The complexity begins with the fact that George Frideric Handel was a German who spent the last 49 years of his life in London and achieved his greatest successes there. He composed Messiah – in English – in 1742 and, over the next several years, conducted it 13 times. As might be expected, these performances featured varying casts of vocal soloists, so during those years Handel rewrote several of the solo pieces to better suit these different voices. With its extraordinary popularity (and copyright protection still in its infancy) came many publications of the music, each with its own system of organizing and numbering the content. Moreover, because of its timeless story and memorable tunes, Messiah became the object of updates by several composers (including Wolfgang Amadeus Mozart) who made new orchestrations to capture an expressive sonority more in keeping with their time. The TSO’s own Sir Andrew Davis is the most recent example of this.
Let’s pause right here to consider the things that could go wrong at a first rehearsal. The conductor might ask for “No. 44,” at which the chorus (reading from the Watkins Shaw edition) would sing, “Hallelujah!” while the alto and tenor soloists (reading from the Bärenreiter edition of the Handel version) would launch into “O Death, Where is Thy Sting?” and the orchestra (reading from Bärenreiter parts of the Mozart version) would chime in, “We don’t have a number 44!” Even worse, the additional flutes, clarinets, bassoons, horns, trombones, tuba and percussion (variously required for versions by Mozart, Prout, Beecham or Davis) might not even show up! There are, in fact, so many performance variables that it really is necessary for each conductor to have a set of parts marked to his or her specifications.
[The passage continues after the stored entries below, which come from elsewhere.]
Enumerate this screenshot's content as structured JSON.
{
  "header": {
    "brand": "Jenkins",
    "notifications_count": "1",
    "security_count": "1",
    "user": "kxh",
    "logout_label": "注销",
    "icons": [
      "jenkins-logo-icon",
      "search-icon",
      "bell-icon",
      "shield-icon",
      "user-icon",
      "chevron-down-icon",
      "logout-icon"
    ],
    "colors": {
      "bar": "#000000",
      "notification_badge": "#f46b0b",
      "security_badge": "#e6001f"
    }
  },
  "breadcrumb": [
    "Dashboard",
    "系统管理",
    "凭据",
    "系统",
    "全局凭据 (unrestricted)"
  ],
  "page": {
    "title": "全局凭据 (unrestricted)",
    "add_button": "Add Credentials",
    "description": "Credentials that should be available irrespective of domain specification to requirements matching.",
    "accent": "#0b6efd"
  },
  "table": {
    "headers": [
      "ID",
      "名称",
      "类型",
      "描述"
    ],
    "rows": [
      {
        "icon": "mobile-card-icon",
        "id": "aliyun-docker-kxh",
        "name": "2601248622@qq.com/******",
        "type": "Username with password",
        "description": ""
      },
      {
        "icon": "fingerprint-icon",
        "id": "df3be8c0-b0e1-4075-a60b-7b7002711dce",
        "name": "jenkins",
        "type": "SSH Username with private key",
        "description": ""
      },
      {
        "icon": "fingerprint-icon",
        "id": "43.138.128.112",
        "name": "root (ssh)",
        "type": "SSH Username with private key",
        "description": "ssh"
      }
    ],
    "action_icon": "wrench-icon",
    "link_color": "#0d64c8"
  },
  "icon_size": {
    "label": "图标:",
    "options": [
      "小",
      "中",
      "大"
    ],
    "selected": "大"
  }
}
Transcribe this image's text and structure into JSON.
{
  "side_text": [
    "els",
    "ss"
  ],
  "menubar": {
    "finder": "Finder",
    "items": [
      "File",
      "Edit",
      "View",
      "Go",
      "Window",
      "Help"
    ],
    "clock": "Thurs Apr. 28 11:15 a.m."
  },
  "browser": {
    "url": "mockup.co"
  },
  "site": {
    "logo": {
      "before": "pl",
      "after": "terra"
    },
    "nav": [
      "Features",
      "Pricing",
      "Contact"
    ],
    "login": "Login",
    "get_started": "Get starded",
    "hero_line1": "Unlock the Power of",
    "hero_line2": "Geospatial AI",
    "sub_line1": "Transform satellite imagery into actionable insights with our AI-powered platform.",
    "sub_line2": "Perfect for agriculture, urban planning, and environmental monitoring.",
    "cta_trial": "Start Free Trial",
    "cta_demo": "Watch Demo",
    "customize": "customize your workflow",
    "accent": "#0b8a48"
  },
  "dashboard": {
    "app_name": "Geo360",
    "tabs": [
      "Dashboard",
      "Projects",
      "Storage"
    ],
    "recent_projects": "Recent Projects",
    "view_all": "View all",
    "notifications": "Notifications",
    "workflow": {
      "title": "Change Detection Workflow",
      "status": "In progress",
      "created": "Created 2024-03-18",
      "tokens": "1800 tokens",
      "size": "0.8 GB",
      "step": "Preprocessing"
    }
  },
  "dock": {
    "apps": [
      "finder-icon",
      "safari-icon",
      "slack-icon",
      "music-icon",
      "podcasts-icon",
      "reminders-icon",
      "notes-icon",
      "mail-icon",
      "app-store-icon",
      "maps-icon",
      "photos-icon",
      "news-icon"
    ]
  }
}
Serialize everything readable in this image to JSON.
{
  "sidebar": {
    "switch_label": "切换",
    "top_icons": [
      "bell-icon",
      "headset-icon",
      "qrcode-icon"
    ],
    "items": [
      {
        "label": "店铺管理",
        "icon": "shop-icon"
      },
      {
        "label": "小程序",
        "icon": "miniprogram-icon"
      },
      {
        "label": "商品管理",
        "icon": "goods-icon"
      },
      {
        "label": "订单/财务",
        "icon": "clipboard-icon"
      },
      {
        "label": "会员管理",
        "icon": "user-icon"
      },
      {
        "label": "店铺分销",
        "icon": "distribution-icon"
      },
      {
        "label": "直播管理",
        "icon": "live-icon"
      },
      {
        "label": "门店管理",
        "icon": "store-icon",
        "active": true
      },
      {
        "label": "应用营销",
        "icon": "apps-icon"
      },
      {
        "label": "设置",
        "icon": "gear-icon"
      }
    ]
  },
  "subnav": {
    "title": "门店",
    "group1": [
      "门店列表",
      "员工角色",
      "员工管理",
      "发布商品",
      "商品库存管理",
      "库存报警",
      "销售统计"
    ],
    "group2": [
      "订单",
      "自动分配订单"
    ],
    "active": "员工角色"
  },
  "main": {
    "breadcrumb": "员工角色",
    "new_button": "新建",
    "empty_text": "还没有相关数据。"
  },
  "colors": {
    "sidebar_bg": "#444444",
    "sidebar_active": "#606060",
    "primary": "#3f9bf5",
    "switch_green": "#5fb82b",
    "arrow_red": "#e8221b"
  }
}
I got that that first library job in Phoenix, and that fall was presented with a score of Messiah into which the conductor had entered thousands of performance indications, which I was obliged to transfer into the parts (first ensuring, of course, that the soloists, chorus and orchestra would all be performing from that same edition). It took a couple weeks of constant work, but I vividly remember the conductor’s delight when he came to the library, opened the second violin part to a particular page and found his performance instructions copied there.
Long before there was a Toronto Symphony, choral music was the dominant force in this city’s musical life. The first performance of Handel’s Messiah in Toronto took place in February 1873 and the founding of the Toronto Mendelssohn Choir predates that of the Toronto Symphony by some 28 years. In his history of the Toronto Symphony, Begins with the Oboe, Richard Warren suggests that it was the desire for a better orchestra to accompany oratorio performances that was partly responsible for the formation of a regular orchestra. The TSO and TMC collaborated to perform Messiah first in 1936, again in 1948 and have done so nearly every Christmas season since.